Developmental outcomes following vaccine-proximate febrile seizures in children
ワクチン接種後の熱性けいれんは小児の発達に影響しない(医療従事者限定の解説記事)
ワクチン接種後に熱性けいれんを起こしたことがある小児でも、その後の発達や行動に問題は生じていないことの報告があったので、情報を共有します。
<研究の方法>
オーストラリアの4施設の小児病院から、2013年5月~2016年4月の間に熱性けいれんを初めて発症した生後30カ月未満の小児を対象に、ワクチン接種後2週間以内に発症した熱性けいれんか(62人)、それ以外の原因で発症したものか(70人)の3群に分類。

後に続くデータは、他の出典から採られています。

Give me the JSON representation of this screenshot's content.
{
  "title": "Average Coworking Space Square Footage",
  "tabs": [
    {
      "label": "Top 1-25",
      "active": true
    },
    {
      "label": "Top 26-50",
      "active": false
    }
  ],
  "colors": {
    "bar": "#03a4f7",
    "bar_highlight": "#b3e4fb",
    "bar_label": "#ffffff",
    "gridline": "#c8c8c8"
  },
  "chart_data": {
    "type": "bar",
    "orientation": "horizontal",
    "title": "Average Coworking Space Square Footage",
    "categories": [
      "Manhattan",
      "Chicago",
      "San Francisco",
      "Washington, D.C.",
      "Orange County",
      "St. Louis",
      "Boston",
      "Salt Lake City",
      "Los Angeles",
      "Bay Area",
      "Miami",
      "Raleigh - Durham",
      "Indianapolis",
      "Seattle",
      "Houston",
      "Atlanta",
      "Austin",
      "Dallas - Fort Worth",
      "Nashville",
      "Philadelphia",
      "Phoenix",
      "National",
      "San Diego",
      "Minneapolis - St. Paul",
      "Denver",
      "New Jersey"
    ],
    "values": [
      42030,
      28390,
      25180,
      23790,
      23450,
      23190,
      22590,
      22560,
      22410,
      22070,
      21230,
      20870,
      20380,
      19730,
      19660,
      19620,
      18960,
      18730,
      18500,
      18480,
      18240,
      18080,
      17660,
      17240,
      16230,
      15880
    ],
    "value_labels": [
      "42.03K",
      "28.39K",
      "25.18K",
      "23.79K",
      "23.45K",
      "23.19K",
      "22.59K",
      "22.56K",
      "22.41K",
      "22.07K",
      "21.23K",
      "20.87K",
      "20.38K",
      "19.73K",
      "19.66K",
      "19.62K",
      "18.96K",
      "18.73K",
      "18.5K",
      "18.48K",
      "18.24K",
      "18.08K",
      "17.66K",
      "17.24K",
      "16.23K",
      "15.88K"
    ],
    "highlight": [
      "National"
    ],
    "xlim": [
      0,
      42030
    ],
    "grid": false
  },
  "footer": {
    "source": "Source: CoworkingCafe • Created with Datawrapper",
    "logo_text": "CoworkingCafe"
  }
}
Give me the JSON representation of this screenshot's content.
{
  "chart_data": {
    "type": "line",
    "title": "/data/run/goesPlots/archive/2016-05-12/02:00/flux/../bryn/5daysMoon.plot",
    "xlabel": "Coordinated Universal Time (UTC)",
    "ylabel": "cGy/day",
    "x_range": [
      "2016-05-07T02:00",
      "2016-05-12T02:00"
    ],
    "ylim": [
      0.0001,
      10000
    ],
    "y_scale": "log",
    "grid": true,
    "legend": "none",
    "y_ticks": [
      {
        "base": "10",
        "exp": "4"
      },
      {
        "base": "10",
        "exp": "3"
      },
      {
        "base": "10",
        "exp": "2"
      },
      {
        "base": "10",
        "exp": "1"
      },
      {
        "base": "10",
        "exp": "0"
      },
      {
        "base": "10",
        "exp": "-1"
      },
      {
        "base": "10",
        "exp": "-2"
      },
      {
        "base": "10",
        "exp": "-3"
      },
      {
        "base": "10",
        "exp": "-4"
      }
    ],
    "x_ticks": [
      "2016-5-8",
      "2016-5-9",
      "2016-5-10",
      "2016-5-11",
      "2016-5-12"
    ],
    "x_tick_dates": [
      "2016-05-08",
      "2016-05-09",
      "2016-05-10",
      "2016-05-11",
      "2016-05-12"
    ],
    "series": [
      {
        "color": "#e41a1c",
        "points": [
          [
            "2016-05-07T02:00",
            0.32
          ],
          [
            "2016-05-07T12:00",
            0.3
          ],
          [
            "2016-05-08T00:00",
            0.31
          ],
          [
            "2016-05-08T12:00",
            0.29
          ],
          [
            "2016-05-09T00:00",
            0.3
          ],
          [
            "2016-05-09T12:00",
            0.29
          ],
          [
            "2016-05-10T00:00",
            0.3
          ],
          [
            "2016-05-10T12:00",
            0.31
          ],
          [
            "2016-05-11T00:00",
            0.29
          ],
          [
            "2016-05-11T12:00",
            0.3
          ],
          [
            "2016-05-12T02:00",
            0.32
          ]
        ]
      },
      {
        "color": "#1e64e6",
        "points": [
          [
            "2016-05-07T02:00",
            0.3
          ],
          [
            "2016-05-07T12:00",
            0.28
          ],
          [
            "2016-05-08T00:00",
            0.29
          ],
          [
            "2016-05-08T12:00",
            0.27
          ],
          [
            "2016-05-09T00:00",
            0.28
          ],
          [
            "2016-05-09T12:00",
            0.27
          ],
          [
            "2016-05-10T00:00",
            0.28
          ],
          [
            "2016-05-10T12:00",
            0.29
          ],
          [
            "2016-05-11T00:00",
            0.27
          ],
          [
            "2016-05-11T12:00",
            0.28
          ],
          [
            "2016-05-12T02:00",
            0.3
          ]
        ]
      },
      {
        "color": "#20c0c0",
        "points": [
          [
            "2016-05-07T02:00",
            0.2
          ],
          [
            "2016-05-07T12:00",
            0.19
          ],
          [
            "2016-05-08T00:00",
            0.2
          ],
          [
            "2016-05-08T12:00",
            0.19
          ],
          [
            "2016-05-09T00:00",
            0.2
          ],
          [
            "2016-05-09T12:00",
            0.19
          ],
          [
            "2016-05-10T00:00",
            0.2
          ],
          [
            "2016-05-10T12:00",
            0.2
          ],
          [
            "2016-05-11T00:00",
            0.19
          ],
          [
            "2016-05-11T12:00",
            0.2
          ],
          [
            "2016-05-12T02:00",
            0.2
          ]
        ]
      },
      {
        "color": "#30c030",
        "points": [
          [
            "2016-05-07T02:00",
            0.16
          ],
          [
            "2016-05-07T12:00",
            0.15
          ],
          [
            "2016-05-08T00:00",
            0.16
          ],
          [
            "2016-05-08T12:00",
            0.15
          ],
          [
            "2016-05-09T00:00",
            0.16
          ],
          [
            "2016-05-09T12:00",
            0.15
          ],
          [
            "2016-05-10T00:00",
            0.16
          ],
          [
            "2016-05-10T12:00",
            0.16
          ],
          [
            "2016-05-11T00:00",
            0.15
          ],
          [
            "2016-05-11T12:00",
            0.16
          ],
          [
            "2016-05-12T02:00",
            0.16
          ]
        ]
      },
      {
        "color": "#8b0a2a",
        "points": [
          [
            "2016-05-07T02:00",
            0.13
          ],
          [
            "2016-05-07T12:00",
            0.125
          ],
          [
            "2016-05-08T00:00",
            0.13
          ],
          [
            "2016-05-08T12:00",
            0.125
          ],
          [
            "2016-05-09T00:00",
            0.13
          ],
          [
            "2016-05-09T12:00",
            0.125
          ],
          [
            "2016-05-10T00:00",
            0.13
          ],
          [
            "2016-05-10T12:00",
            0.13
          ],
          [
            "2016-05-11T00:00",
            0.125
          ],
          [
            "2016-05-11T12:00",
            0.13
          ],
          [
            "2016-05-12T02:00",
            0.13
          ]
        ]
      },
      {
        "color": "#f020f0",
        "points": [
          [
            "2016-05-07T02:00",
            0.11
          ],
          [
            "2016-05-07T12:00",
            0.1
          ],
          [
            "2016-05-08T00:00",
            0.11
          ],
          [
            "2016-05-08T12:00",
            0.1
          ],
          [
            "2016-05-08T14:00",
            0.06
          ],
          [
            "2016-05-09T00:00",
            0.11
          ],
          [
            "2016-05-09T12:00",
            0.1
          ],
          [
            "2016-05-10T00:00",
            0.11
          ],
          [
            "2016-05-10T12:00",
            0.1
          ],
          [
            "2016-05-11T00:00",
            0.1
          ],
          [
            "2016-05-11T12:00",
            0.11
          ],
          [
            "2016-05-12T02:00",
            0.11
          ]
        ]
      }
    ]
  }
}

さらに、熱性けいれんの既往がない、ほぼ同年齢の小児を対照群(90人)を比較対象群として評価に組み入れた。
熱性けいれんを初めて発症した小児はけいれん発症の12〜24カ月後に、熱性けいれんの既往がない小児は12〜42カ月の月齢で、Bayley乳幼児発達検査第3版(Bayley-III)により認知、言語、運動機能などの発達レベルを評価した。
また、同様の指標としてWoodcock-Johnson Tests of Achievement第3版で就学前レディネス(preacademic skills)について、さらに、質問票に対する親の回答をもとに行動や実行機能について評価した。
<結果>
ワクチン接種後に熱性けいれんを発症した小児、その他の原因で熱性けいれんを発症した小児、熱性けいれんの既往がない小児の間で、発達、思考能力、行動に明らかな差は認められなかった。
また、1歳未満に生じた熱性けいれん、15分以上続いた熱性けいれん、熱性けいれんの再発といったその他の因子に関する評価でも、小児の発達とは関連は示唆されなかった。
<結論>
筆者の結論として、こうした知見は「親や医療従事者のワクチンの安全性に対する不安を解消するという点で重要だ」とのこと。
<個人的なコメント>
ただし、今回の研究の限界として、対象者数が比較的少なかったことが指摘されているように、数万人に1人とされる、非常に稀なドラベ諸侯群等の遺伝子疾患がある小児では(予防接種が発症の原因ではなく、もともと素因があったところに実施した予防接種で病気がみつかるきっかけになって)、将来的に発達障害と評価されることになる可能性もあると思います。
今回の報告の結果は安心材料のひとつですが、大切なことは、熱性痙攣があっても発達に影響はないと妄信するのではなく、特に長時間続く痙攣や再発性の痙攣では、痙攣になる素因がある可能性を考慮して、適切に医療機関に検査や経過観察を行い、正しい診断と早期の治療や介入に繋げることだろうと思います。